Als u het initiatief neemt om uw werknemer te ontslaan, of zijn/haar contract niet te verlengen, dan heeft de werknemer recht op een transitievergoeding. Sinds 1 juli 2020 zijn er meer mogelijkheden om bepaalde kosten die u als werkgever heeft gemaakt in mindering te brengen op de uit te keren transitievergoeding.

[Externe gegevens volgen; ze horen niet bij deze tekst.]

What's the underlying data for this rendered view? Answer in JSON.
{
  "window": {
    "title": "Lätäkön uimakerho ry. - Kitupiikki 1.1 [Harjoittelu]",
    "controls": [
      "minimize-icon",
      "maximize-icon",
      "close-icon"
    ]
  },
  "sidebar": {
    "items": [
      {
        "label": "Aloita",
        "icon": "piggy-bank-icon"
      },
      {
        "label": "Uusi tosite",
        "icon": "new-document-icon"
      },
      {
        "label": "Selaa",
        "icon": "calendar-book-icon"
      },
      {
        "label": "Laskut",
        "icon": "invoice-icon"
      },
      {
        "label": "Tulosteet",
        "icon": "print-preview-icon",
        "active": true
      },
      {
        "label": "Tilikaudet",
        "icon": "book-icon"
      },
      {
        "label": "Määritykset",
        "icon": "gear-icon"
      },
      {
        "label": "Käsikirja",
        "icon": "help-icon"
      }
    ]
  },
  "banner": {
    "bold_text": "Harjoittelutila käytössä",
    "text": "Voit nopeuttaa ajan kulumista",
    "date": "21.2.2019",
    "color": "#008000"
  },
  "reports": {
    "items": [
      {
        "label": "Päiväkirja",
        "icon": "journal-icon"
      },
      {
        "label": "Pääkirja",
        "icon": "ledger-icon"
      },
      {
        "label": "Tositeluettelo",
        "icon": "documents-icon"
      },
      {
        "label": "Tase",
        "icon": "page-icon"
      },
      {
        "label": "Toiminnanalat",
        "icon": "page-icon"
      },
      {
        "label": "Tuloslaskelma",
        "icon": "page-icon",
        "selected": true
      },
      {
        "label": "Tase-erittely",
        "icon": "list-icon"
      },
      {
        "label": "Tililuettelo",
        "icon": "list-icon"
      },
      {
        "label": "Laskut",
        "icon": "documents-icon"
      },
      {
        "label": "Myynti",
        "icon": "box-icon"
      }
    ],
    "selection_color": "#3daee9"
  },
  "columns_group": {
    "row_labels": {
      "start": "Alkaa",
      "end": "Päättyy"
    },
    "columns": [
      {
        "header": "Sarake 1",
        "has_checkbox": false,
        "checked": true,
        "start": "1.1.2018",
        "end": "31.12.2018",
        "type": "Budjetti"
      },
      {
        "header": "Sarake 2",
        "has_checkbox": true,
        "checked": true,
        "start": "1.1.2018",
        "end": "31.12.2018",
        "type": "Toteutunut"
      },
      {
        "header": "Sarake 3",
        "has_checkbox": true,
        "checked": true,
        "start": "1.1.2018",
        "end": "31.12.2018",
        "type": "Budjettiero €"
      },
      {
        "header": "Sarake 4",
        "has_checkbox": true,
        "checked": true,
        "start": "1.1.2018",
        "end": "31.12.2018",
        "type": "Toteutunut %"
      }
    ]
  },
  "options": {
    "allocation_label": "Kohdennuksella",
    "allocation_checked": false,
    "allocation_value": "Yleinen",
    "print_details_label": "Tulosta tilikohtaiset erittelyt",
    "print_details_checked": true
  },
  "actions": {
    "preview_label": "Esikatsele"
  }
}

Op 1 januari 2020 is de Wet arbeidsmarkt in balans (WAB) in werking getreden. In de WAB zijn diverse wijzigingen opgenomen voor de transitievergoeding. Minister Koolmees van Sociale Zaken en Werkgelegenheid heeft via een apart besluit een al eerder aangekondigde wijziging in de transitievergoeding doorgevoerd: sinds 1 juli 2020 kan de werkgever meer verschillende kosten van de transitievergoeding afhalen.
Kosten die de werkgever heeft gemaakt voor activiteiten die de inzetbaarheid van de werknemer buiten de eigen organisatie vergroten, waren onder voorwaarden al aftrekbaar van de transitievergoeding. Sinds 1 juli 2020 kan de werkgever ook kosten gericht op een bredere inzetbaarheid van de werknemer binnen de eigen organisatie, bijvoorbeeld met het oog op een andere functie, op de transitievergoeding in mindering brengen. Vaak gaat het om scholingskosten. Een voorbeeld is dat u als werkgever een managementopleiding van een werknemer heeft betaald, terwijl de werknemer op dat moment geen manager was. Eindigt de arbeidsovereenkomst van de werknemer, ook als deze inmiddels een managementfunctie uitvoert, dan kunt u deze opleidingskosten aftrekken van de transitievergoeding.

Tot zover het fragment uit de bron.